The memory consumed by a client program is mainly about the SQL statements for data insertion, caching of table metadata, and some internal use. Assuming maximum number of tables is N (the memory consumed by the metadata of each table is 256 bytes), maximum number of threads for parallel insertion is T, maximum length of a SQL statement is S (normally 1 MB), the memory required by a client program can be estimated using the below formula:
M = (T * S * 3 + (N / 4096) + 100)
For example, if the number of parallel data insertion threads is 100, total number of tables is 10,000,000, then the minimum memory requirement of a client program is:
100 * 3 + (10000000 / 4096) + 100 = 2741 (MBytes)
So, at least 3GB needs to be reserved for such a client.
CPU Requirement
The CPU resources required depend on two aspects:
- Data Insertion Each dnode of TDengine can process at least 10,000 insertion requests in one second, while each insertion request can have multiple rows. The difference in computing resource consumed, between inserting 1 row at a time, and inserting 10 rows at a time is very small. So, the more the number of rows that can be inserted one time, the higher the efficiency. If each insert request contains more than 200 records, a single core can process more than 1 million records per second. Inserting in batch also imposes requirements on the client side which needs to cache rows to insert in batch once the number of cached rows reaches a threshold.
- Data Query High efficiency query is provided in TDengine, but it’s hard to estimate the CPU resource required because the queries used in different use cases and the frequency of queries vary significantly. It can only be verified with the query statements, query frequency, data size to be queried, and other requirements provided by users.
In short, the CPU resource required for data insertion can be estimated but it’s hard to do so for query use cases. If possible, ensure that CPU usage remains below 50%. If this threshold is exceeded, it’s a reminder for system operator to add more nodes in the cluster to expand resources.
Disk Requirement
The compression ratio in TDengine is much higher than that in RDBMS. In most cases, the compression ratio in TDengine is bigger than 5, or even 10 in some cases, depending on the characteristics of the original data. The data size before compression can be calculated based on below formula:
Raw DataSize = numOfTables * rowSizePerTable * rowsPerTable
For example, there are 10,000,000 meters, while each meter collects data every 15 minutes and the data size of each collection is 128 bytes, so the raw data size of one year is: 10000000 * 128 * 24 * 60 / 15 * 365 = 44.8512(TB). Assuming compression ratio is 5, the actual disk size is: 44.851 / 5 = 8.97024(TB).
Parameter keep
can be used to set how long the data will be kept on disk. To further reduce storage cost, multiple storage levels can be enabled in TDengine, with the coldest data stored on the cheapest storage device. This is completely transparent to application programs.

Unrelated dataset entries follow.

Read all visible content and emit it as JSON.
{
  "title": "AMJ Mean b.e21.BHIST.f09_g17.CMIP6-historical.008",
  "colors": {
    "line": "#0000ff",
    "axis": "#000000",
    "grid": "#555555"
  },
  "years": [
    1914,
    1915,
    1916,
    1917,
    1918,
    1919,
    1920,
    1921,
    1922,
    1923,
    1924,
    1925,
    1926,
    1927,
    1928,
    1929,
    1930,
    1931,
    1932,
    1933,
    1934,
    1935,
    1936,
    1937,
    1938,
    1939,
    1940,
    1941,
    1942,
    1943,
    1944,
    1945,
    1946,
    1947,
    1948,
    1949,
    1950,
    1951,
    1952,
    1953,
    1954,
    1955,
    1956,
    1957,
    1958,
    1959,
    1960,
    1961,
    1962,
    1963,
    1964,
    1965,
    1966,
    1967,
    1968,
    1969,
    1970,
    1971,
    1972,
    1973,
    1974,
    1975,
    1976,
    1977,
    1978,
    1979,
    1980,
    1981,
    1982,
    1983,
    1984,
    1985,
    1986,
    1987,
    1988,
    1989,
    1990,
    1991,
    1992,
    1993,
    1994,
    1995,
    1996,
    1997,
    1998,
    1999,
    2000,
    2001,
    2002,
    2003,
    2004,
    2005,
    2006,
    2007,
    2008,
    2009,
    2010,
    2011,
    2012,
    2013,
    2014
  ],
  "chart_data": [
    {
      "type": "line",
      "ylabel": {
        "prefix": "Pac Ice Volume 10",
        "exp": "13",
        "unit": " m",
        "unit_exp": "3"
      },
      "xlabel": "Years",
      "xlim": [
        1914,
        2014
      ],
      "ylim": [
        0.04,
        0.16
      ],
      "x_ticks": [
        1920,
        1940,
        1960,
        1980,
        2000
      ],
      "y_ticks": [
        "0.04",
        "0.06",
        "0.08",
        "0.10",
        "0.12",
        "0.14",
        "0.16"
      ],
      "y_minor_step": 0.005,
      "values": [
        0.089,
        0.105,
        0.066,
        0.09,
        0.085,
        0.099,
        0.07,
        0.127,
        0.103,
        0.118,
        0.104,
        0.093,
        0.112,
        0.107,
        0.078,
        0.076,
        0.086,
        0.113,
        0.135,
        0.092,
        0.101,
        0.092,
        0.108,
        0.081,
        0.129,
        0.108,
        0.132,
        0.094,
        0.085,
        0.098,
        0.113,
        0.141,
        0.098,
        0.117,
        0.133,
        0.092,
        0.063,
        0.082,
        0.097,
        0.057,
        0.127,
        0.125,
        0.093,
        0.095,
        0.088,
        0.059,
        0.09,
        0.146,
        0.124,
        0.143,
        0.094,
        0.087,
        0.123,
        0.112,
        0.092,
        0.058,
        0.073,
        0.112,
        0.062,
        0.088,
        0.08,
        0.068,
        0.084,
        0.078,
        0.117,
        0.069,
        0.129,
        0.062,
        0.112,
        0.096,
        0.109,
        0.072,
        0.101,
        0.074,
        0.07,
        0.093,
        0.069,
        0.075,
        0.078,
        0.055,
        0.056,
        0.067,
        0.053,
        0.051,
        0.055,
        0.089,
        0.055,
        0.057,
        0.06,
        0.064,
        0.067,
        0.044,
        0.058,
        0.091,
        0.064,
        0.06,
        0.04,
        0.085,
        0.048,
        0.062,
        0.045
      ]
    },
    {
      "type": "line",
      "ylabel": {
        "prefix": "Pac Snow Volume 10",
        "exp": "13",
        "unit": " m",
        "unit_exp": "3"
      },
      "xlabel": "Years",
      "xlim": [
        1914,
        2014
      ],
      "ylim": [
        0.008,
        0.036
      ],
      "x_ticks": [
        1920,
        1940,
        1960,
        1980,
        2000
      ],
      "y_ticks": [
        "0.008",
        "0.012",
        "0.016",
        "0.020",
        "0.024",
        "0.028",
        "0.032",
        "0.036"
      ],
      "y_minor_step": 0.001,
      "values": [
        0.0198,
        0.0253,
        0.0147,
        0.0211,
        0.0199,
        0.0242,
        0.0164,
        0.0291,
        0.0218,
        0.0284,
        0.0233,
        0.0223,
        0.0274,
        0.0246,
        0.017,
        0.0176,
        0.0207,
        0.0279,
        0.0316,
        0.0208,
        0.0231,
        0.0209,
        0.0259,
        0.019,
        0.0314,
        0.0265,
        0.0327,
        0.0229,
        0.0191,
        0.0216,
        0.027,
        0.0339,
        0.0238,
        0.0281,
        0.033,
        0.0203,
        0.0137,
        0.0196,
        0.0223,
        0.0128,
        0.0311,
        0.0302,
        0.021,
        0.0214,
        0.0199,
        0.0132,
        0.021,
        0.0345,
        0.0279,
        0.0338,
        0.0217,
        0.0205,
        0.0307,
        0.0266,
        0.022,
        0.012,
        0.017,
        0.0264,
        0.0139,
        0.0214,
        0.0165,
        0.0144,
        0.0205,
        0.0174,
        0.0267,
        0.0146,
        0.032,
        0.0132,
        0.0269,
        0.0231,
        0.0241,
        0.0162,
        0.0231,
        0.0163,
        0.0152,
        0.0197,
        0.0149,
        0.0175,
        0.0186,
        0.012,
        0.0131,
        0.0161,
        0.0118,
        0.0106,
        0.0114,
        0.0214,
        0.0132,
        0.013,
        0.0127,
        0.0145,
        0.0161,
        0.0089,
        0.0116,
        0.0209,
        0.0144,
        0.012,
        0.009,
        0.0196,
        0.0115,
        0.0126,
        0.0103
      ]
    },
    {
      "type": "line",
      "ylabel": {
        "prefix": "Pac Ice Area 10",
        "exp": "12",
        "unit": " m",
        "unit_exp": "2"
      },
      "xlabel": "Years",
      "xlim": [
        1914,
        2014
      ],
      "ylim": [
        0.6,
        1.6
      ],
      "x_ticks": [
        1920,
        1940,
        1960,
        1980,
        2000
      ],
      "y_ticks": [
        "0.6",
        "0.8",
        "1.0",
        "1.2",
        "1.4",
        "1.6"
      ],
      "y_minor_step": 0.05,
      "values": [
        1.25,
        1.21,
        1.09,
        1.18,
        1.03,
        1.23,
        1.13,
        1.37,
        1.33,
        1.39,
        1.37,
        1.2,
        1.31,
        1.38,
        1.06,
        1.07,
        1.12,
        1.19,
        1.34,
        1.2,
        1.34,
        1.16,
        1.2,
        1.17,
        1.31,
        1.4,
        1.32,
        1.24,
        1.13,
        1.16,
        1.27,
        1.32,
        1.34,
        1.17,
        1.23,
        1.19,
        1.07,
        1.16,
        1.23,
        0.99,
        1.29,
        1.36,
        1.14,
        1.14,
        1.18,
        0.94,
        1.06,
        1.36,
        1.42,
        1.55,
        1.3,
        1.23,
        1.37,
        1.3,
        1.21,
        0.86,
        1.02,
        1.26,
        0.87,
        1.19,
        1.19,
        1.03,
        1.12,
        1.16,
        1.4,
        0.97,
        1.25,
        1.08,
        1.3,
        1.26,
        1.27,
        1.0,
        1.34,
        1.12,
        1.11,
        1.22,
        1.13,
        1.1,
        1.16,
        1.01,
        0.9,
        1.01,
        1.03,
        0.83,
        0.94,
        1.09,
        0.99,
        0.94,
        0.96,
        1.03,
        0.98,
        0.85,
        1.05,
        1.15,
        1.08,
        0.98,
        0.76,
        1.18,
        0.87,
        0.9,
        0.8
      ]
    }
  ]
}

To increase performance, multiple disks can be setup for parallel data reading or data inserting. Please note that an expensive disk array is not necessary because replications are used in TDengine to provide high availability.
Number of Hosts
A host can be either physical or virtual. The total memory, total CPU, total disk required can be estimated according to the formulae mentioned previously. If the number of data replicas is not 1, the required resources are multiplied by the number of replicas.
Then, according to the system resources that a single host can provide, assuming all hosts have the same resources, the number of hosts can be derived easily.